According to Kevin Roberts, director of economic and market intelligence at CarGurus, the math on nearly new used cars is hard to ignore right now. Perhaps that’s one big reason why a 2026 report from CarGurus showed sales of nearly new used vehicles (two years old or younger) jumped nearly 24% year-over-year in the first quarter.

But are nearly new vehicles are good investment for retirees? Read on below to find out.

Available at Good Prices

“The median list price for a two-year-old used car is roughly $30,000, compared to about $46,000 for new, a discount of roughly 35%,” Roberts noted. “And if your budget is under $30,000, the new car market has largely moved on without you. The share of new vehicles available at that price point has dropped 60% in just five years.”

Feature Modern Safety and Low-Mileage Options

But Roberts added that a one- or two-year-old used car in that range gets you a current-generation model with low mileage and modern safety tech — and someone else has already absorbed the steepest depreciation hit.

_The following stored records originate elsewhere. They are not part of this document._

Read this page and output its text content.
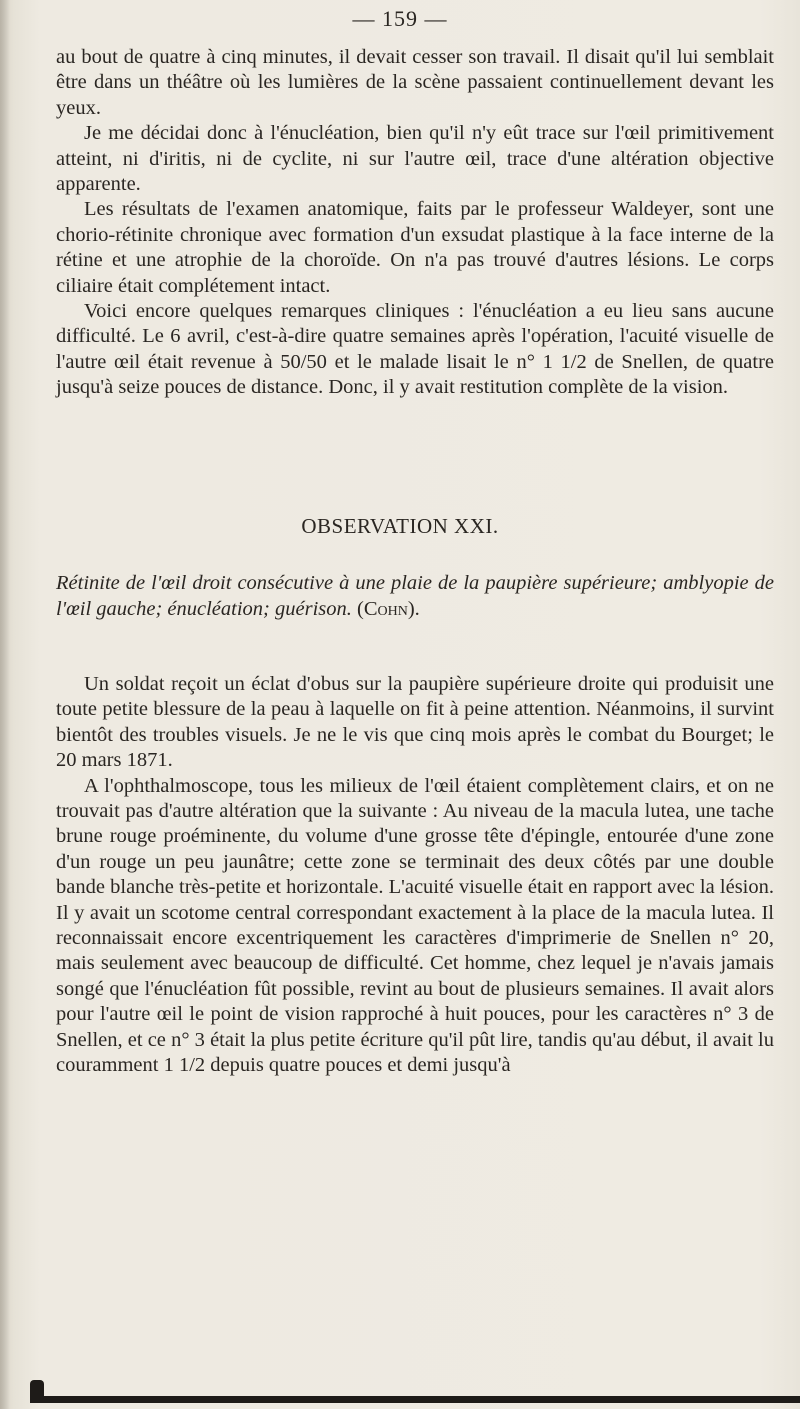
— 159 —

au bout de quatre à cinq minutes, il devait cesser son travail. Il disait qu'il lui semblait être dans un théâtre où les lumières de la scène passaient continuellement devant les yeux.

Je me décidai donc à l'énucléation, bien qu'il n'y eût trace sur l'œil primitivement atteint, ni d'iritis, ni de cyclite, ni sur l'autre œil, trace d'une altération objective apparente.

Les résultats de l'examen anatomique, faits par le professeur Waldeyer, sont une chorio-rétinite chronique avec formation d'un exsudat plastique à la face interne de la rétine et une atrophie de la choroïde. On n'a pas trouvé d'autres lésions. Le corps ciliaire était complétement intact.

Voici encore quelques remarques cliniques : l'énucléation a eu lieu sans aucune difficulté. Le 6 avril, c'est-à-dire quatre semaines après l'opération, l'acuité visuelle de l'autre œil était revenue à 50/50 et le malade lisait le n° 1 1/2 de Snellen, de quatre jusqu'à seize pouces de distance. Donc, il y avait restitution complète de la vision.

OBSERVATION XXI.
Rétinite de l'œil droit consécutive à une plaie de la paupière supérieure; amblyopie de l'œil gauche; énucléation; guérison. (Cohn).

Un soldat reçoit un éclat d'obus sur la paupière supérieure droite qui produisit une toute petite blessure de la peau à laquelle on fit à peine attention. Néanmoins, il survint bientôt des troubles visuels. Je ne le vis que cinq mois après le combat du Bourget; le 20 mars 1871.

A l'ophthalmoscope, tous les milieux de l'œil étaient complètement clairs, et on ne trouvait pas d'autre altération que la suivante : Au niveau de la macula lutea, une tache brune rouge proéminente, du volume d'une grosse tête d'épingle, entourée d'une zone d'un rouge un peu jaunâtre; cette zone se terminait des deux côtés par une double bande blanche très-petite et horizontale. L'acuité visuelle était en rapport avec la lésion. Il y avait un scotome central correspondant exactement à la place de la macula lutea. Il reconnaissait encore excentriquement les caractères d'imprimerie de Snellen n° 20, mais seulement avec beaucoup de difficulté. Cet homme, chez lequel je n'avais jamais songé que l'énucléation fût possible, revint au bout de plusieurs semaines. Il avait alors pour l'autre œil le point de vision rapproché à huit pouces, pour les caractères n° 3 de Snellen, et ce n° 3 était la plus petite écriture qu'il pût lire, tandis qu'au début, il avait lu couramment 1 1/2 depuis quatre pouces et demi jusqu'à
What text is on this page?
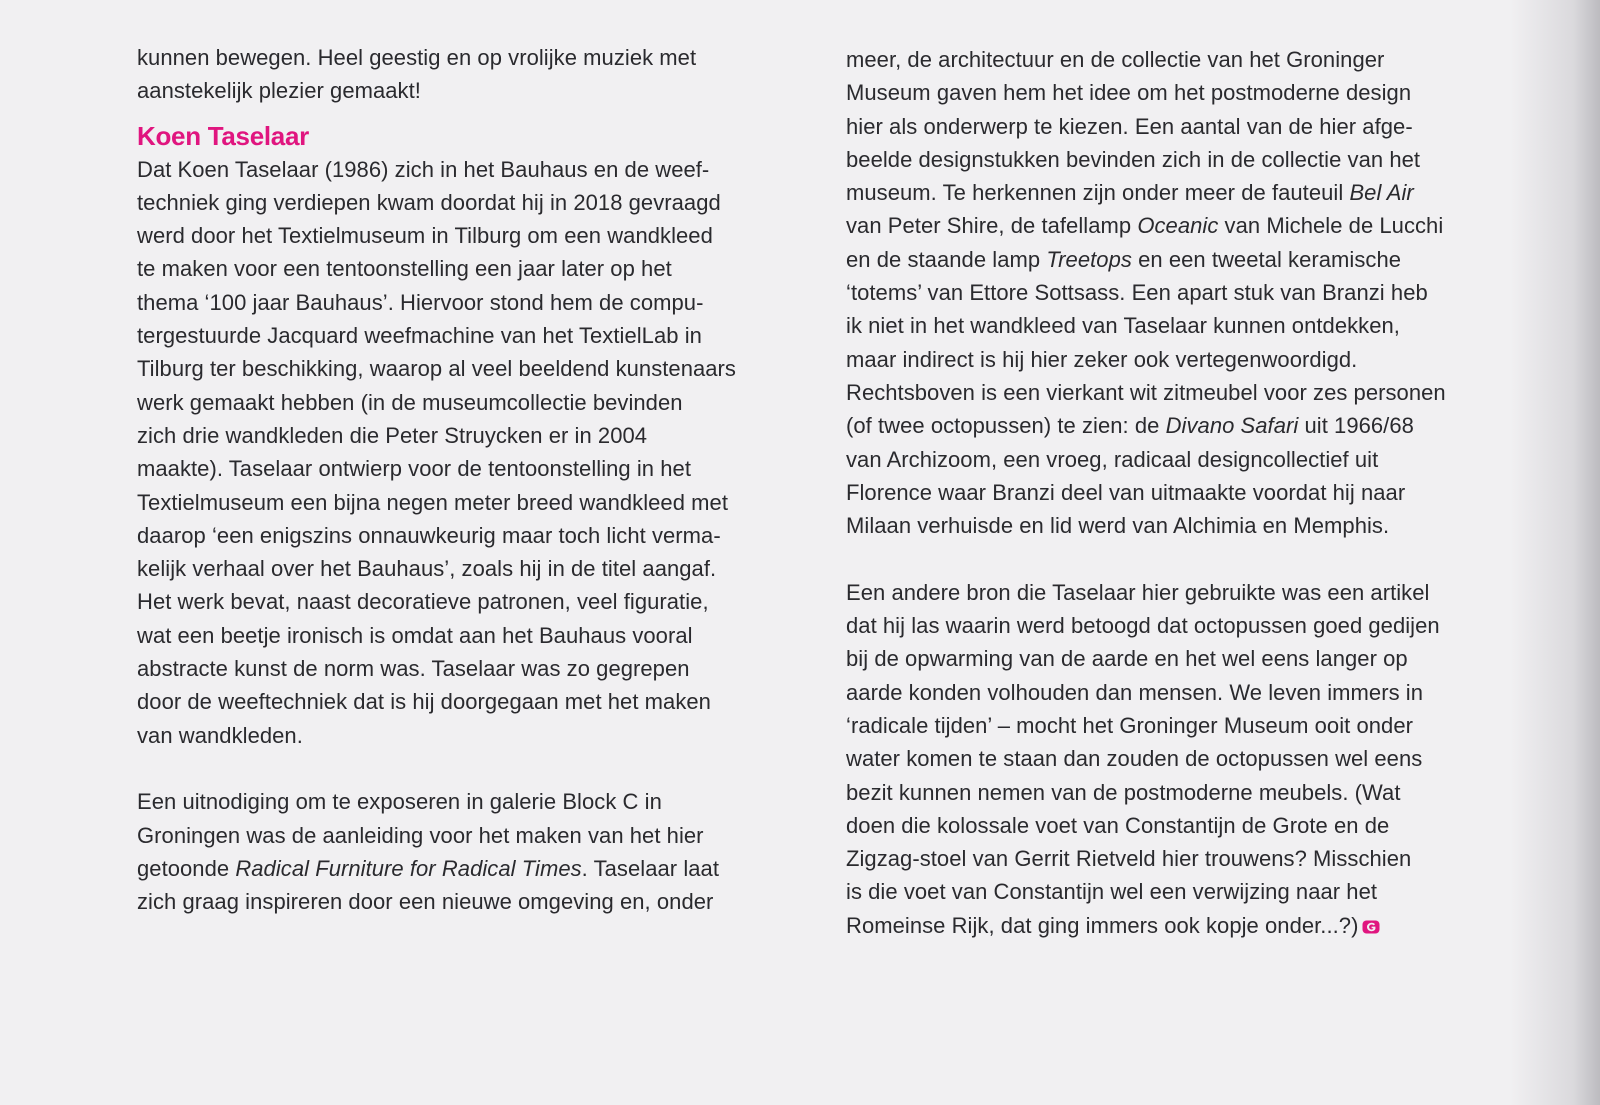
kunnen bewegen. Heel geestig en op vrolijke muziek met
aanstekelijk plezier gemaakt!
Koen Taselaar
Dat Koen Taselaar (1986) zich in het Bauhaus en de weef-
techniek ging verdiepen kwam doordat hij in 2018 gevraagd
werd door het Textielmuseum in Tilburg om een wandkleed
te maken voor een tentoonstelling een jaar later op het
thema ‘100 jaar Bauhaus’. Hiervoor stond hem de compu-
tergestuurde Jacquard weefmachine van het TextielLab in
Tilburg ter beschikking, waarop al veel beeldend kunstenaars
werk gemaakt hebben (in de museumcollectie bevinden
zich drie wandkleden die Peter Struycken er in 2004
maakte). Taselaar ontwierp voor de tentoonstelling in het
Textielmuseum een bijna negen meter breed wandkleed met
daarop ‘een enigszins onnauwkeurig maar toch licht verma-
kelijk verhaal over het Bauhaus’, zoals hij in de titel aangaf.
Het werk bevat, naast decoratieve patronen, veel figuratie,
wat een beetje ironisch is omdat aan het Bauhaus vooral
abstracte kunst de norm was. Taselaar was zo gegrepen
door de weeftechniek dat is hij doorgegaan met het maken
van wandkleden.
Een uitnodiging om te exposeren in galerie Block C in
Groningen was de aanleiding voor het maken van het hier
getoonde Radical Furniture for Radical Times. Taselaar laat
zich graag inspireren door een nieuwe omgeving en, onder
meer, de architectuur en de collectie van het Groninger
Museum gaven hem het idee om het postmoderne design
hier als onderwerp te kiezen. Een aantal van de hier afge-
beelde designstukken bevinden zich in de collectie van het
museum. Te herkennen zijn onder meer de fauteuil Bel Air
van Peter Shire, de tafellamp Oceanic van Michele de Lucchi
en de staande lamp Treetops en een tweetal keramische
‘totems’ van Ettore Sottsass. Een apart stuk van Branzi heb
ik niet in het wandkleed van Taselaar kunnen ontdekken,
maar indirect is hij hier zeker ook vertegenwoordigd.
Rechtsboven is een vierkant wit zitmeubel voor zes personen
(of twee octopussen) te zien: de Divano Safari uit 1966/68
van Archizoom, een vroeg, radicaal designcollectief uit
Florence waar Branzi deel van uitmaakte voordat hij naar
Milaan verhuisde en lid werd van Alchimia en Memphis.
Een andere bron die Taselaar hier gebruikte was een artikel
dat hij las waarin werd betoogd dat octopussen goed gedijen
bij de opwarming van de aarde en het wel eens langer op
aarde konden volhouden dan mensen. We leven immers in
‘radicale tijden’ – mocht het Groninger Museum ooit onder
water komen te staan dan zouden de octopussen wel eens
bezit kunnen nemen van de postmoderne meubels. (Wat
doen die kolossale voet van Constantijn de Grote en de
Zigzag-stoel van Gerrit Rietveld hier trouwens? Misschien
is die voet van Constantijn wel een verwijzing naar het
Romeinse Rijk, dat ging immers ook kopje onder...?)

Avoid the ‘New Car Premium’

Andrew Lokenauth, founder of the blog Fluent in Finance, said buying a car that’s about two years old is one of the smartest financial moves a retiree can make

“A new car loses roughly 20% of its value the moment it leaves the lot and by year two, that depreciation curve flattens out,” he said. “You’re letting someone else absorb that hit. On a $40,000 vehicle, that’s [over] $8,000 in value that just vanishes for the original buyer.” 

When Lokenauth worked in banking and saw how retirees handled fixed incomes, he said the ones who stretched their dollars the furthest were the ones who stopped paying the “new car premium” and started letting depreciation work in their favor instead of against them.